Omnibus Law Tuai Polemik dan Perdebatan, PBNU Soroti Kelonggaran Sertifikasi Halal

- 9 Oktober 2020, 15:19 WIB
Ketua Umum Pengurus Besar Nahdlatul Ulama (PBNU) Said Aqil Siroj.
Ketua Umum Pengurus Besar Nahdlatul Ulama (PBNU) Said Aqil Siroj. /Dok.NU

PR CIREBON – Polemik Undang-Undang Cipta Kerja atau Omnibus Law seakan tidak ada hentinya. Omnibus Law yang baru saja ditetapkan Dewan Perwakilan Rakyat (DPR RI) menjadi Undang-Undang Cipta Kerja menuai banyak perdebatan dari berbagai kalangan masyarakat.

Gelombang penolakan Omnibus Law atau Undang-Undang (UU) Cipta Kerja terus menerus datang dari berbagai pihak, bukan hanya datang dari kalangan Mahasiswa atau Serikat Buruh saja, tetapi Nahdlatul Ulama (NU) pun ikut memberikan tanggapannya soal poin-poin yang terdapat dalam Omnibus Law atau UU Cipta Kerja.
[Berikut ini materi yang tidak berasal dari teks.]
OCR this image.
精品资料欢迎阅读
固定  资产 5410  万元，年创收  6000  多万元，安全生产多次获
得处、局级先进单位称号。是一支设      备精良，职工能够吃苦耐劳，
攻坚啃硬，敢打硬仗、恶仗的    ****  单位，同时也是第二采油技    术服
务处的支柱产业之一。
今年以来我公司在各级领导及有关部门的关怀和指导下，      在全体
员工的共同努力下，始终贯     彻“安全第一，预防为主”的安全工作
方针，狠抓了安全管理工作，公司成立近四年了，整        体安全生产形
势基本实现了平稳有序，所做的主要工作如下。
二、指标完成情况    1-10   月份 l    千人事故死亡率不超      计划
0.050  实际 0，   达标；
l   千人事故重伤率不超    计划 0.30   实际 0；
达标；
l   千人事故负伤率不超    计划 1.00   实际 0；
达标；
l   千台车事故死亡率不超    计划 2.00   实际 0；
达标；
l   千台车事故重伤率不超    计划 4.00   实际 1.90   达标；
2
Kali ini penolakan Nahdlatul Ulama (NU) tertuju pada sertifikasi halal dalam UU Cipta Kerja atau Omnibus Law.

Baca Juga: Sindir AHY yang Tolak UU Cipta Kerja, Denny Siregar: Seolah Pro Rakyat tapi Merampok Paling Banyak

Ketua Umum Pengurus Besar Nahdlatul Ulama (PBNU) KH Said Aqil Siroj, soroti kelonggaran sertifikasi halal dari aspek syariah sebagai dampak dari pemberlakuan UU Cipta Kerja atau Omnibus Law.

“Negara mengokohkan paradigma bias industri dalam proses sertifikasi halal,” ujar Said kepada wartawan, dikutip PikiranRakyat-Cirebon.com dari Antara.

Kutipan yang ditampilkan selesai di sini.